The Viscosity of Corona Time: Carol Jennings


The Viscosity of Corona Time

The days become
slow moving water.
The mirror blurs
your face while
your mind can
barely skim
the surface
of anything.
Quarantine causes
headache,
imbalance,
numb spirit,
flattened affect,
symptoms
seldom fatal.
And a glass of wine
may enhance
perception of
blended time.

Things change only in sleep
when you can walk close
to others, even touch
a stranger.

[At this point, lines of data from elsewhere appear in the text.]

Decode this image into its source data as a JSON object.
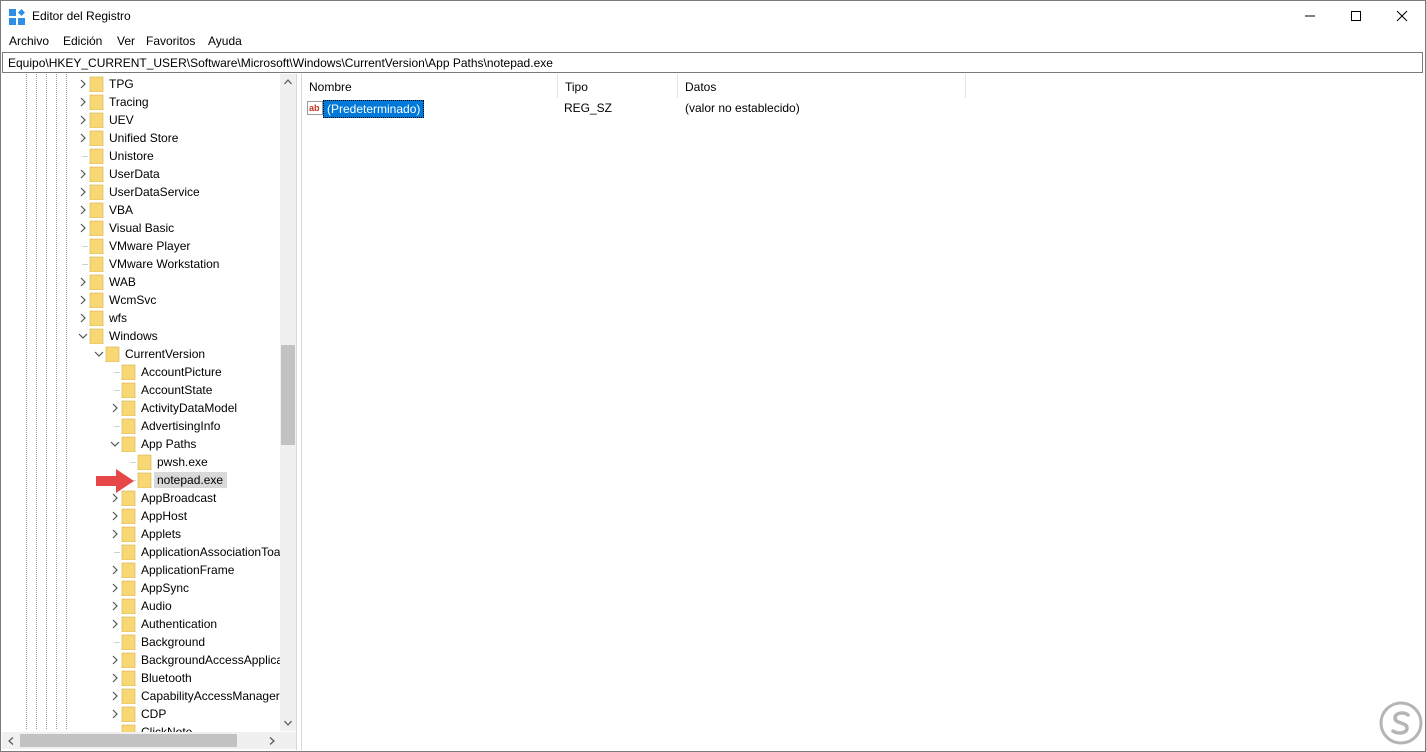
{
  "window": {
    "title": "Editor del Registro"
  },
  "menu": [
    "Archivo",
    "Edición",
    "Ver",
    "Favoritos",
    "Ayuda"
  ],
  "address": "Equipo\\HKEY_CURRENT_USER\\Software\\Microsoft\\Windows\\CurrentVersion\\App Paths\\notepad.exe",
  "tree": [
    {
      "label": "TPG",
      "depth": 0,
      "expander": "collapsed"
    },
    {
      "label": "Tracing",
      "depth": 0,
      "expander": "collapsed"
    },
    {
      "label": "UEV",
      "depth": 0,
      "expander": "collapsed"
    },
    {
      "label": "Unified Store",
      "depth": 0,
      "expander": "collapsed"
    },
    {
      "label": "Unistore",
      "depth": 0,
      "expander": "none"
    },
    {
      "label": "UserData",
      "depth": 0,
      "expander": "collapsed"
    },
    {
      "label": "UserDataService",
      "depth": 0,
      "expander": "collapsed"
    },
    {
      "label": "VBA",
      "depth": 0,
      "expander": "collapsed"
    },
    {
      "label": "Visual Basic",
      "depth": 0,
      "expander": "collapsed"
    },
    {
      "label": "VMware Player",
      "depth": 0,
      "expander": "none"
    },
    {
      "label": "VMware Workstation",
      "depth": 0,
      "expander": "none"
    },
    {
      "label": "WAB",
      "depth": 0,
      "expander": "collapsed"
    },
    {
      "label": "WcmSvc",
      "depth": 0,
      "expander": "collapsed"
    },
    {
      "label": "wfs",
      "depth": 0,
      "expander": "collapsed"
    },
    {
      "label": "Windows",
      "depth": 0,
      "expander": "expanded"
    },
    {
      "label": "CurrentVersion",
      "depth": 1,
      "expander": "expanded"
    },
    {
      "label": "AccountPicture",
      "depth": 2,
      "expander": "none"
    },
    {
      "label": "AccountState",
      "depth": 2,
      "expander": "none"
    },
    {
      "label": "ActivityDataModel",
      "depth": 2,
      "expander": "collapsed"
    },
    {
      "label": "AdvertisingInfo",
      "depth": 2,
      "expander": "none"
    },
    {
      "label": "App Paths",
      "depth": 2,
      "expander": "expanded"
    },
    {
      "label": "pwsh.exe",
      "depth": 3,
      "expander": "none"
    },
    {
      "label": "notepad.exe",
      "depth": 3,
      "expander": "none",
      "selected": true
    },
    {
      "label": "AppBroadcast",
      "depth": 2,
      "expander": "collapsed"
    },
    {
      "label": "AppHost",
      "depth": 2,
      "expander": "collapsed"
    },
    {
      "label": "Applets",
      "depth": 2,
      "expander": "collapsed"
    },
    {
      "label": "ApplicationAssociationToa",
      "depth": 2,
      "expander": "none"
    },
    {
      "label": "ApplicationFrame",
      "depth": 2,
      "expander": "collapsed"
    },
    {
      "label": "AppSync",
      "depth": 2,
      "expander": "collapsed"
    },
    {
      "label": "Audio",
      "depth": 2,
      "expander": "collapsed"
    },
    {
      "label": "Authentication",
      "depth": 2,
      "expander": "collapsed"
    },
    {
      "label": "Background",
      "depth": 2,
      "expander": "none"
    },
    {
      "label": "BackgroundAccessApplica",
      "depth": 2,
      "expander": "collapsed"
    },
    {
      "label": "Bluetooth",
      "depth": 2,
      "expander": "collapsed"
    },
    {
      "label": "CapabilityAccessManager",
      "depth": 2,
      "expander": "collapsed"
    },
    {
      "label": "CDP",
      "depth": 2,
      "expander": "collapsed"
    },
    {
      "label": "ClickNote",
      "depth": 2,
      "expander": "none"
    }
  ],
  "columns": [
    "Nombre",
    "Tipo",
    "Datos"
  ],
  "values": [
    {
      "icon": "string-value-icon",
      "icon_text": "ab",
      "name": "(Predeterminado)",
      "type": "REG_SZ",
      "data": "(valor no establecido)"
    }
  ],
  "colors": {
    "selection": "#0078d7",
    "tree_selection": "#d9d9d9",
    "folder": "#f8d775",
    "pointer_arrow": "#e8474a"
  },
  "icons": {
    "app": "registry-editor-icon",
    "minimize": "minimize-icon",
    "maximize": "maximize-icon",
    "close": "close-icon",
    "folder": "folder-icon",
    "pointer": "red-arrow-icon",
    "watermark": "solvetic-logo-icon"
  }
}
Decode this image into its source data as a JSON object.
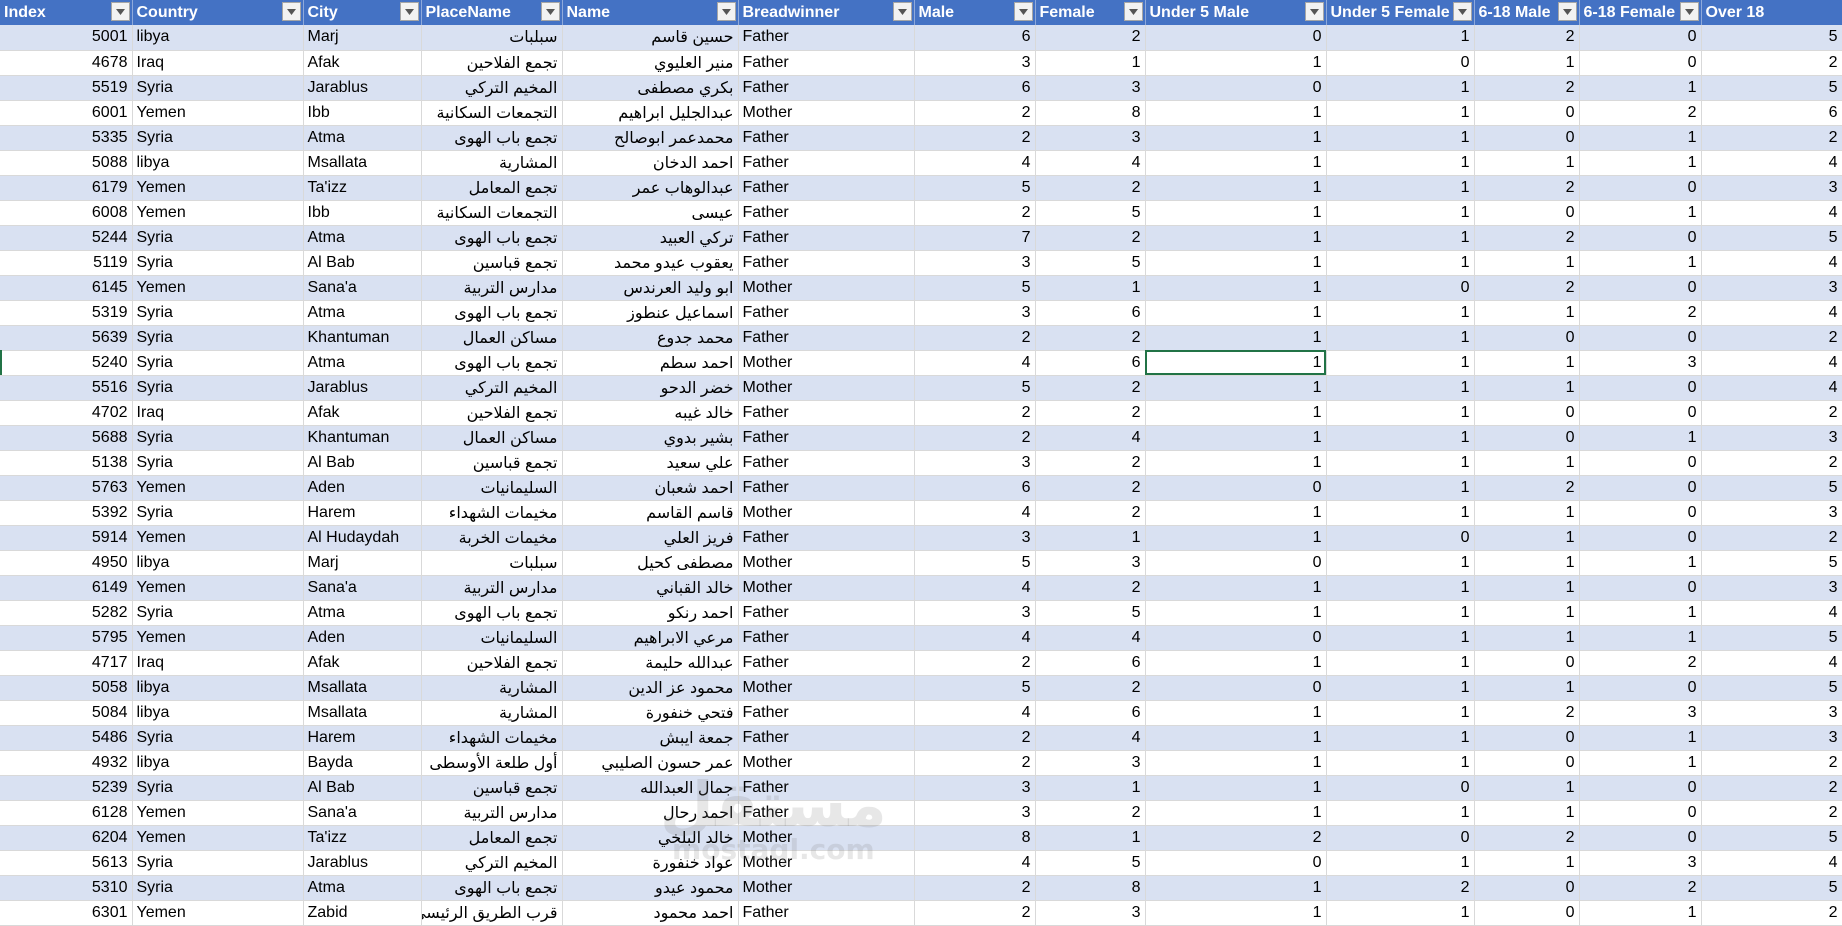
{
  "sheet": {
    "columns": [
      "Index",
      "Country",
      "City",
      "PlaceName",
      "Name",
      "Breadwinner",
      "Male",
      "Female",
      "Under 5 Male",
      "Under 5 Female",
      "6-18 Male",
      "6-18 Female",
      "Over 18"
    ],
    "rows": [
      [
        "5001",
        "libya",
        "Marj",
        "سبلبات",
        "حسين قاسم",
        "Father",
        "6",
        "2",
        "0",
        "1",
        "2",
        "0",
        "5"
      ],
      [
        "4678",
        "Iraq",
        "Afak",
        "تجمع الفلاحين",
        "منير العليوي",
        "Father",
        "3",
        "1",
        "1",
        "0",
        "1",
        "0",
        "2"
      ],
      [
        "5519",
        "Syria",
        "Jarablus",
        "المخيم التركي",
        "بكري مصطفى",
        "Father",
        "6",
        "3",
        "0",
        "1",
        "2",
        "1",
        "5"
      ],
      [
        "6001",
        "Yemen",
        "Ibb",
        "التجمعات السكانية",
        "عبدالجليل ابراهيم",
        "Mother",
        "2",
        "8",
        "1",
        "1",
        "0",
        "2",
        "6"
      ],
      [
        "5335",
        "Syria",
        "Atma",
        "تجمع باب الهوى",
        "محمدعمر  ابوصالح",
        "Father",
        "2",
        "3",
        "1",
        "1",
        "0",
        "1",
        "2"
      ],
      [
        "5088",
        "libya",
        "Msallata",
        "المشارية",
        "احمد الدخان",
        "Father",
        "4",
        "4",
        "1",
        "1",
        "1",
        "1",
        "4"
      ],
      [
        "6179",
        "Yemen",
        "Ta'izz",
        "تجمع المعامل",
        "عبدالوهاب عمر",
        "Father",
        "5",
        "2",
        "1",
        "1",
        "2",
        "0",
        "3"
      ],
      [
        "6008",
        "Yemen",
        "Ibb",
        "التجمعات السكانية",
        "عيسى",
        "Father",
        "2",
        "5",
        "1",
        "1",
        "0",
        "1",
        "4"
      ],
      [
        "5244",
        "Syria",
        "Atma",
        "تجمع باب الهوى",
        "تركي العبيد",
        "Father",
        "7",
        "2",
        "1",
        "1",
        "2",
        "0",
        "5"
      ],
      [
        "5119",
        "Syria",
        "Al Bab",
        "تجمع قباسين",
        "يعقوب عيدو محمد",
        "Father",
        "3",
        "5",
        "1",
        "1",
        "1",
        "1",
        "4"
      ],
      [
        "6145",
        "Yemen",
        "Sana'a",
        "مدارس التربية",
        "ابو وليد العرندس",
        "Mother",
        "5",
        "1",
        "1",
        "0",
        "2",
        "0",
        "3"
      ],
      [
        "5319",
        "Syria",
        "Atma",
        "تجمع باب الهوى",
        "اسماعيل عنطوز",
        "Father",
        "3",
        "6",
        "1",
        "1",
        "1",
        "2",
        "4"
      ],
      [
        "5639",
        "Syria",
        "Khantuman",
        "مساكن العمال",
        "محمد جدوع",
        "Father",
        "2",
        "2",
        "1",
        "1",
        "0",
        "0",
        "2"
      ],
      [
        "5240",
        "Syria",
        "Atma",
        "تجمع باب الهوى",
        "احمد سطم",
        "Mother",
        "4",
        "6",
        "1",
        "1",
        "1",
        "3",
        "4"
      ],
      [
        "5516",
        "Syria",
        "Jarablus",
        "المخيم التركي",
        "خضر الدحو",
        "Mother",
        "5",
        "2",
        "1",
        "1",
        "1",
        "0",
        "4"
      ],
      [
        "4702",
        "Iraq",
        "Afak",
        "تجمع الفلاحين",
        "خالد غيبه",
        "Father",
        "2",
        "2",
        "1",
        "1",
        "0",
        "0",
        "2"
      ],
      [
        "5688",
        "Syria",
        "Khantuman",
        "مساكن العمال",
        "بشير بدوي",
        "Father",
        "2",
        "4",
        "1",
        "1",
        "0",
        "1",
        "3"
      ],
      [
        "5138",
        "Syria",
        "Al Bab",
        "تجمع قباسين",
        "علي سعيد",
        "Father",
        "3",
        "2",
        "1",
        "1",
        "1",
        "0",
        "2"
      ],
      [
        "5763",
        "Yemen",
        "Aden",
        "السليمانيات",
        "احمد شعبان",
        "Father",
        "6",
        "2",
        "0",
        "1",
        "2",
        "0",
        "5"
      ],
      [
        "5392",
        "Syria",
        "Harem",
        "مخيمات الشهداء",
        "قاسم القاسم",
        "Mother",
        "4",
        "2",
        "1",
        "1",
        "1",
        "0",
        "3"
      ],
      [
        "5914",
        "Yemen",
        "Al Hudaydah",
        "مخيمات الخربة",
        "فريز العلي",
        "Father",
        "3",
        "1",
        "1",
        "0",
        "1",
        "0",
        "2"
      ],
      [
        "4950",
        "libya",
        "Marj",
        "سبلبات",
        "مصطفى كحيل",
        "Mother",
        "5",
        "3",
        "0",
        "1",
        "1",
        "1",
        "5"
      ],
      [
        "6149",
        "Yemen",
        "Sana'a",
        "مدارس التربية",
        "خالد القباني",
        "Mother",
        "4",
        "2",
        "1",
        "1",
        "1",
        "0",
        "3"
      ],
      [
        "5282",
        "Syria",
        "Atma",
        "تجمع باب الهوى",
        "احمد رنكو",
        "Father",
        "3",
        "5",
        "1",
        "1",
        "1",
        "1",
        "4"
      ],
      [
        "5795",
        "Yemen",
        "Aden",
        "السليمانيات",
        "مرعي  الابراهيم",
        "Father",
        "4",
        "4",
        "0",
        "1",
        "1",
        "1",
        "5"
      ],
      [
        "4717",
        "Iraq",
        "Afak",
        "تجمع الفلاحين",
        "عبدالله حليمة",
        "Father",
        "2",
        "6",
        "1",
        "1",
        "0",
        "2",
        "4"
      ],
      [
        "5058",
        "libya",
        "Msallata",
        "المشارية",
        "محمود عز الدين",
        "Mother",
        "5",
        "2",
        "0",
        "1",
        "1",
        "0",
        "5"
      ],
      [
        "5084",
        "libya",
        "Msallata",
        "المشارية",
        "فتحي خنفورة",
        "Father",
        "4",
        "6",
        "1",
        "1",
        "2",
        "3",
        "3"
      ],
      [
        "5486",
        "Syria",
        "Harem",
        "مخيمات الشهداء",
        "جمعة ايبش",
        "Father",
        "2",
        "4",
        "1",
        "1",
        "0",
        "1",
        "3"
      ],
      [
        "4932",
        "libya",
        "Bayda",
        "أول طلعة الأوسطى",
        "عمر حسون الصليبي",
        "Mother",
        "2",
        "3",
        "1",
        "1",
        "0",
        "1",
        "2"
      ],
      [
        "5239",
        "Syria",
        "Al Bab",
        "تجمع قباسين",
        "جمال العبدالله",
        "Father",
        "3",
        "1",
        "1",
        "0",
        "1",
        "0",
        "2"
      ],
      [
        "6128",
        "Yemen",
        "Sana'a",
        "مدارس التربية",
        "احمد رحال",
        "Father",
        "3",
        "2",
        "1",
        "1",
        "1",
        "0",
        "2"
      ],
      [
        "6204",
        "Yemen",
        "Ta'izz",
        "تجمع المعامل",
        "خالد البلخي",
        "Mother",
        "8",
        "1",
        "2",
        "0",
        "2",
        "0",
        "5"
      ],
      [
        "5613",
        "Syria",
        "Jarablus",
        "المخيم التركي",
        "عواد خنفورة",
        "Mother",
        "4",
        "5",
        "0",
        "1",
        "1",
        "3",
        "4"
      ],
      [
        "5310",
        "Syria",
        "Atma",
        "تجمع باب الهوى",
        "محمود عيدو",
        "Mother",
        "2",
        "8",
        "1",
        "2",
        "0",
        "2",
        "5"
      ],
      [
        "6301",
        "Yemen",
        "Zabid",
        "قرب الطريق الرئيسي",
        "احمد محمود",
        "Father",
        "2",
        "3",
        "1",
        "1",
        "0",
        "1",
        "2"
      ]
    ],
    "selected_cell": {
      "row": 13,
      "col": 8
    }
  },
  "watermark": {
    "arabic": "مستقل",
    "latin": "mostaql.com"
  },
  "icons": {
    "filter": "filter-dropdown-icon"
  },
  "colors": {
    "header_bg": "#4472c4",
    "band_bg": "#d9e1f2",
    "selection": "#217346"
  }
}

In dreams,
the rules change –
there are no masks,
all intruders are visible.
Though the virus may
helicopter around you,
even light on your
hair or an eyelash,
it has not mutated to
invade the subconscious
of REM sleep.

In my childhood,
they warned against
swimming in the creek
because polio might lurk
in the water, waiting
to kill or cripple children.
But we did not wear
masks, and we could touch
almost anything.

Mother liked to tell
how she nearly died
in the 1918 epidemic.
In old age, she remained
angry at the doctor
who delivered
a grim prognosis
in deep voice
at the door of her room.

Father was a pharmacist
who instructed me about
proper hand washing,
cough covering,
germs that linger
invisible in the air,
flit person to person,
enter the body
like an evil spirit.
If he were alive,
he would work
through this epidemic,
count pills,
measure liquids,
mix compounds,
gloved and masked,
tell me too often
that he was right.

Carol J. Jennings was born and grew up in western New York State. She attended The College of Wooster, and received her B.A., M.A., and J.D. from New York University. She worked as an attorney with the Federal Trade Commission’s Bureau of Consumer Protection for more than 30 years. Now retired, she lives in Washington DC. Her poems have appeared in The New York Quarterly, Potomac Review, Oberon, Amelia, Chautauqua, Beltway Poetry Quarterly, The Innisfree Poetry Journal, Loch Raven Review, and three anthologies. Her first poetry collection, The Dead Spirits at the Piano, was published by Cherry Grove Collections in 2016.